Fears New Zealand's new and updated privacy law could run out of time to pass into law in the current Parliament may be unfounded.
The Privacy Bill, which appeared to be perhaps fatally stalled due to the pandemic, passed a Committee of the Whole House stage in Parliament last week, clearing the way for a third reading.
The Bill, which has cross-party support in Parliament, repeals and replaces the Privacy Act 1993.
"If the Bill passes soon, it is anticipated the new Privacy Act will take effect on 1 December 2020," the Office of the Privacy Commissioner said in an update this week.
Privacy Commissioner John Edwards said the new law would provide a modernised framework and better protect New Zealanders’ privacy rights.
For businesses and the technology sector the key reform in the new law is the introduction of mandatory data breach notification, requiring both the Commissioner and third parties be informed of any harmful breaches.
Binding access determinations will also give the Commissioner power to demand the release of personal information if an organisation denies this on an individual's request.

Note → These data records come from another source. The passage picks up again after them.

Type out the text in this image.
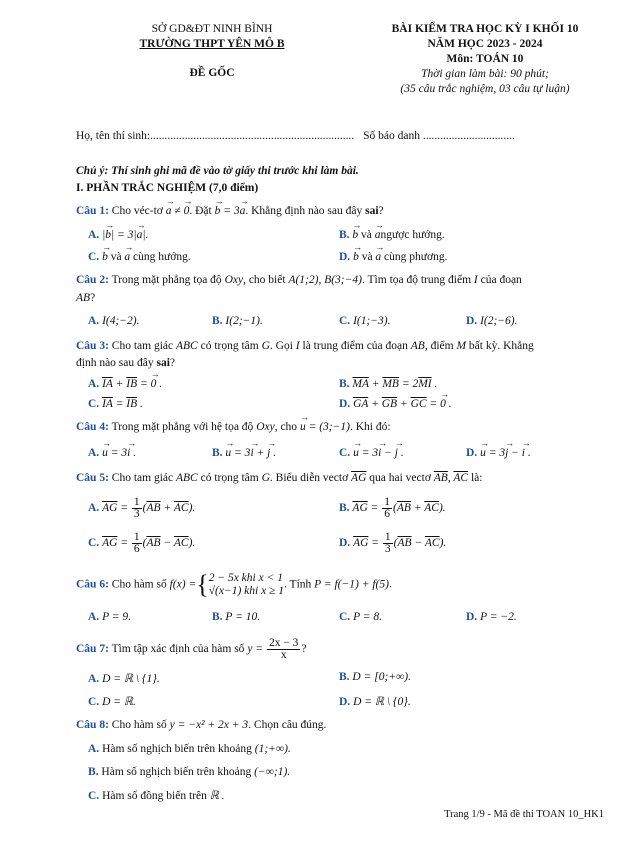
SỞ GD&ĐT NINH BÌNH
TRƯỜNG THPT YÊN MÔ B
ĐỀ GỐC
BÀI KIỂM TRA HỌC KỲ I KHỐI 10
NĂM HỌC 2023 - 2024
Môn: TOÁN 10
Thời gian làm bài: 90 phút;
(35 câu trắc nghiệm, 03 câu tự luận)
Họ, tên thí sinh:....................................................................... Số báo danh ................................
Chú ý: Thí sinh ghi mã đề vào tờ giấy thi trước khi làm bài.
I. PHẦN TRẮC NGHIỆM (7,0 điểm)
Câu 1: Cho véc-tơ → a ≠ → 0. Đặt → b = 3→ a. Khẳng định nào sau đây sai?
A. |→ b| = 3|→ a|.	B. → b và → angược hướng.
C. → b và → a cùng hướng.	D. → b và → a cùng phương.
Câu 2: Trong mặt phẳng tọa độ Oxy, cho biết A(1;2), B(3;−4). Tìm tọa độ trung điểm I của đoạn
AB?
A. I(4;−2).	B. I(2;−1).	C. I(1;−3).	D. I(2;−6).
Câu 3: Cho tam giác ABC có trọng tâm G. Gọi I là trung điểm của đoạn AB, điểm M bất kỳ. Khẳng
định nào sau đây sai?
A. $\overline{IA} + \overline{IB}$ = → 0 .	B. $\overline{MA} + \overline{MB} = 2\overline{MI}$ .
C. $\overline{IA} = \overline{IB}$ .	D. $\overline{GA} + \overline{GB} + \overline{GC}$ = → 0 .
Câu 4: Trong mặt phẳng với hệ tọa độ Oxy, cho → u = (3;−1). Khi đó:
A. → u = 3→ i .	B. → u = 3→ i + → j .	C. → u = 3→ i − → j .	D. → u = 3→ j − → i .
Câu 5: Cho tam giác ABC có trọng tâm G. Biểu diễn vectơ $\overline{AG}$ qua hai vectơ $\overline{AB}$, $\overline{AC}$ là:
A. $\overline{AG} = \frac{1}{3} (\overline{AB} + \overline{AC})$.	B. $\overline{AG} = \frac{1}{6} (\overline{AB} + \overline{AC})$.
C. $\overline{AG} = \frac{1}{6} (\overline{AB} - \overline{AC})$.	D. $\overline{AG} = \frac{1}{3} (\overline{AB} - \overline{AC})$.
Câu 6: Cho hàm số f(x) ={ 2 − 5x khi x < 1
√(x−1) khi x ≥ 1
. Tính P = f(−1) + f(5).
A. P = 9.	B. P = 10.	C. P = 8.	D. P = −2.
Câu 7: Tìm tập xác định của hàm số $y = \frac{2x - 3}{x}$ ?
A. D = ℝ \ {1}.	B. D = [0;+∞).
C. D = ℝ.	D. D = ℝ \ {0}.
Câu 8: Cho hàm số y = −x² + 2x + 3. Chọn câu đúng.
A. Hàm số nghịch biến trên khoảng (1;+∞).
B. Hàm số nghịch biến trên khoảng (−∞;1).
C. Hàm số đồng biến trên ℝ .
Trang 1/9 - Mã đề thi TOAN 10_HK1
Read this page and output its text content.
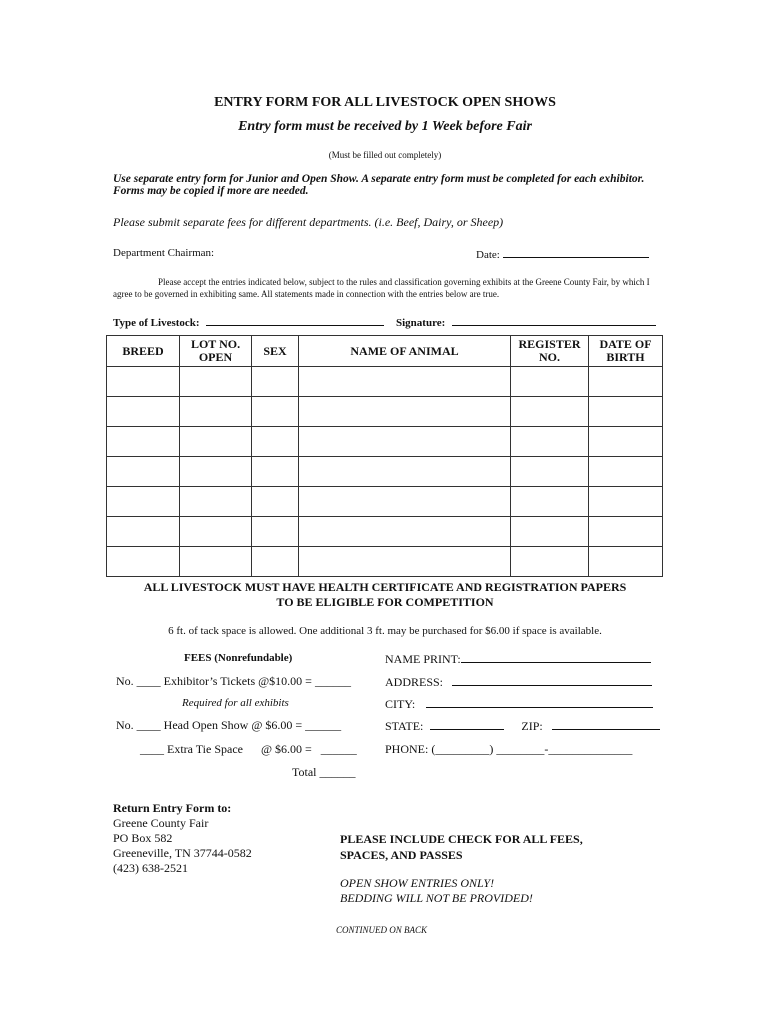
ENTRY FORM FOR ALL LIVESTOCK OPEN SHOWS
Entry form must be received by 1 Week before Fair
(Must be filled out completely)
Use separate entry form for Junior and Open Show. A separate entry form must be completed for each exhibitor. Forms may be copied if more are needed.
Please submit separate fees for different departments. (i.e. Beef, Dairy, or Sheep)
Department Chairman:	Date:
Please accept the entries indicated below, subject to the rules and classification governing exhibits at the Greene County Fair, by which I agree to be governed in exhibiting same. All statements made in connection with the entries below are true.
Type of Livestock:	Signature:
BREED	LOT NO. OPEN	SEX	NAME OF ANIMAL	REGISTER NO.	DATE OF BIRTH

ALL LIVESTOCK MUST HAVE HEALTH CERTIFICATE AND REGISTRATION PAPERS
TO BE ELIGIBLE FOR COMPETITION
6 ft. of tack space is allowed. One additional 3 ft. may be purchased for $6.00 if space is available.
FEES (Nonrefundable)
No. ____ Exhibitor’s Tickets @$10.00 = ______
Required for all exhibits
No. ____ Head Open Show @ $6.00 = ______
____ Extra Tie Space      @ $6.00 =   ______
Total ______
NAME PRINT:
ADDRESS:
CITY:
STATE:	ZIP:
PHONE: (_________) ________-______________
Return Entry Form to:
Greene County Fair
PO Box 582
Greeneville, TN 37744-0582
(423) 638-2521
PLEASE INCLUDE CHECK FOR ALL FEES,
SPACES, AND PASSES
OPEN SHOW ENTRIES ONLY!
BEDDING WILL NOT BE PROVIDED!
CONTINUED ON BACK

It will also be an offence to mislead an organisation in a way that affects someone’s personal information or to destroy personal information if a request has been made for it.
The Commissioner may also issue compliance notices to require compliance with the Privacy Act.
Before New Zealanders’ personal information can be disclosed overseas, New Zealand organisations will also need to ensure those overseas entities have similar levels of privacy protection New Zealand's.
Edwards pushed for civil penalties of up to $100,000 in the case of an individual and up to $1 million in the case of a body corporate back in 2016, but these have been well watered down in the new Bill.
The maximum payable fine under the new Bill is $10,000.